For the reactors used in the manufacture of LED’s there are more promising materials than the ones currently in use, the researchers point out.
There are many new possibilities for the development of gallium nitride (GaN) used in the production LEDs. One of the most promising production methods of gallium nitride is the ammonothermal method which uses a reactor filled up with liquid ammonia. The method is identical with the hydrothermal method utilised in the production of quartz, in which water is used instead of ammonia.
However, the high temperature inside the ammonothermal reactor combined with a pressure 2,500 times the atmospheric pressure and the corrosive effects of the so-called supercritical fluid pose a challenge to the reactor chamber and thus to the manufacture of LED materials.

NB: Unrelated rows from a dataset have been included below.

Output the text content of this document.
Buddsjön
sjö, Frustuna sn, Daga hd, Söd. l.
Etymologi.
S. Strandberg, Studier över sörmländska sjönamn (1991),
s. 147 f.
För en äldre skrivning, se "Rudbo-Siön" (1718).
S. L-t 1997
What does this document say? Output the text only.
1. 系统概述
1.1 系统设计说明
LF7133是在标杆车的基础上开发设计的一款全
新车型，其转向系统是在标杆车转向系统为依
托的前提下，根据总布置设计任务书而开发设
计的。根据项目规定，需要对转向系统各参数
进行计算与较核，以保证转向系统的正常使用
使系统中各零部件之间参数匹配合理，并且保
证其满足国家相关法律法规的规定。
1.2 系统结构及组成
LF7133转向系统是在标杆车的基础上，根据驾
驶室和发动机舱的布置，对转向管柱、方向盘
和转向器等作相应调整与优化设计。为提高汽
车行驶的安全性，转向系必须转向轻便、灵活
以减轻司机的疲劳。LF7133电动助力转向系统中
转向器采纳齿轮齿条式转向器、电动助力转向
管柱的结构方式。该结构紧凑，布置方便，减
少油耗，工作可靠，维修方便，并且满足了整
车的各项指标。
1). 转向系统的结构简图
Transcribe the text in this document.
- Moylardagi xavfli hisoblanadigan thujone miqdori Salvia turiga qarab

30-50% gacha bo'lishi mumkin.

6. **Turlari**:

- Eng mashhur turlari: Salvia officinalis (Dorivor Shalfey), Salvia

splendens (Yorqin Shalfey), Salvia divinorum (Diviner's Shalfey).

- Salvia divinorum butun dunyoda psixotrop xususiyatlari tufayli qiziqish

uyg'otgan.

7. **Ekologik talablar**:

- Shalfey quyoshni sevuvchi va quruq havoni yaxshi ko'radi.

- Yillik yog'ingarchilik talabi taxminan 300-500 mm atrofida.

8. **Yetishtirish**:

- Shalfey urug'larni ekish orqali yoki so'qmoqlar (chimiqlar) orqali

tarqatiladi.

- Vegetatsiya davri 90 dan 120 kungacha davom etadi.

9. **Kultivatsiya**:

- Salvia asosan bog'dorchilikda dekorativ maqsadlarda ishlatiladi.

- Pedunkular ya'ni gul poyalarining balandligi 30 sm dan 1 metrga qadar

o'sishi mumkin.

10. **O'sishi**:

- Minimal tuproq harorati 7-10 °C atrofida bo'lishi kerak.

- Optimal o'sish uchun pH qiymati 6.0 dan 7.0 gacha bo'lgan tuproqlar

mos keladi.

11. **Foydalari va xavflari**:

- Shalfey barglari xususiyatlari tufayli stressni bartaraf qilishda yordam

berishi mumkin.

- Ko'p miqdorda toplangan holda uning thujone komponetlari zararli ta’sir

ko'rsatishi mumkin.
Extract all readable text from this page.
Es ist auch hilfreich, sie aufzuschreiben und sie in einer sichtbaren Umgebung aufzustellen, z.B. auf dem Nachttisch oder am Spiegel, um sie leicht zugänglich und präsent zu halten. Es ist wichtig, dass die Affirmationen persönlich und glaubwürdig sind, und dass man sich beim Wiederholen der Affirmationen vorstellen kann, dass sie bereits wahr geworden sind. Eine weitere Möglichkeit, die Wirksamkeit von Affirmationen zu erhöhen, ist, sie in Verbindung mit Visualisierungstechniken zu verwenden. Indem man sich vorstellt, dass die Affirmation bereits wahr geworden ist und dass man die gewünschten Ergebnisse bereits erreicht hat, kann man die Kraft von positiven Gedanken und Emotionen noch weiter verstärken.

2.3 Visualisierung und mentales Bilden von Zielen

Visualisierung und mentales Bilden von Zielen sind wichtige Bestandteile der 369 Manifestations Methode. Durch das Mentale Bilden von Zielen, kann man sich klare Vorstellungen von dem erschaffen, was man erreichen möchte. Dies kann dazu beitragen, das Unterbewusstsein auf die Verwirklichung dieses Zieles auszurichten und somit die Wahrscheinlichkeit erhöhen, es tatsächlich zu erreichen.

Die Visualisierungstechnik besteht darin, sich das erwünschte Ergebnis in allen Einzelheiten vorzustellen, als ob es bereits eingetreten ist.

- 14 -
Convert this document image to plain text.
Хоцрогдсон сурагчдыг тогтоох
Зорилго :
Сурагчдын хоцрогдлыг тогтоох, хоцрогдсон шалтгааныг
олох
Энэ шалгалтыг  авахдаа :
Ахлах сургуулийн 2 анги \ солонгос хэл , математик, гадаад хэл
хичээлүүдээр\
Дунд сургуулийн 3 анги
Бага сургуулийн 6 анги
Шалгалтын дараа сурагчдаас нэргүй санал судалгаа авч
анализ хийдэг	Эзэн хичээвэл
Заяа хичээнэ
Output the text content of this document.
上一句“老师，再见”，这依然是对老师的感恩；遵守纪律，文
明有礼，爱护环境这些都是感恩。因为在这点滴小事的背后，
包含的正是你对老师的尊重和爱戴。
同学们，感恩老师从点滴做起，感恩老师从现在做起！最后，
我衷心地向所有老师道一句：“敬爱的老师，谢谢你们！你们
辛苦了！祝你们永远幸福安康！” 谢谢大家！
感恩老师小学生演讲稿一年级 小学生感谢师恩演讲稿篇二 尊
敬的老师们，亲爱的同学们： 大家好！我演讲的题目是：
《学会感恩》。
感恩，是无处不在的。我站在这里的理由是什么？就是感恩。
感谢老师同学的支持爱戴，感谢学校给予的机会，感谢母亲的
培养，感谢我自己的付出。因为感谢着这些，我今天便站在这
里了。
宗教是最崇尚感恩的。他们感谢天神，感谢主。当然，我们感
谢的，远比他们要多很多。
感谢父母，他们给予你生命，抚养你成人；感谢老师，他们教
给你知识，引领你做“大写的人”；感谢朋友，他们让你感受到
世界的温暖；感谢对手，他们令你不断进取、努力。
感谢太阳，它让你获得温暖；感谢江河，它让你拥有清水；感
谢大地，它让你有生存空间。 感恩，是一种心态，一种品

To find a solution to the problem, Aalto University Post-Doctoral Researcher Sami Suihkonen and a research group from the University of California, Santa Barbara led by Nobelist in Physics Shuji Nakamura and Post-Doctoral Researcher Siddha Pimputkarsystematically analysed the behaviours of 35 metals, 2 metalloids and 17 different ceramic materials with 3 different supercritical fluid chemistries heated to a temperature of 572 degrees Celsius.
In the ammonothermal method, the energy contained in the reactor corresponds roughly to a stick of dynamite.
– In the ammonothermal method, the energy contained in the reactor corresponds roughly to a stick of dynamite, making the conditions fairly hostile, Sami Suihkonen sums up.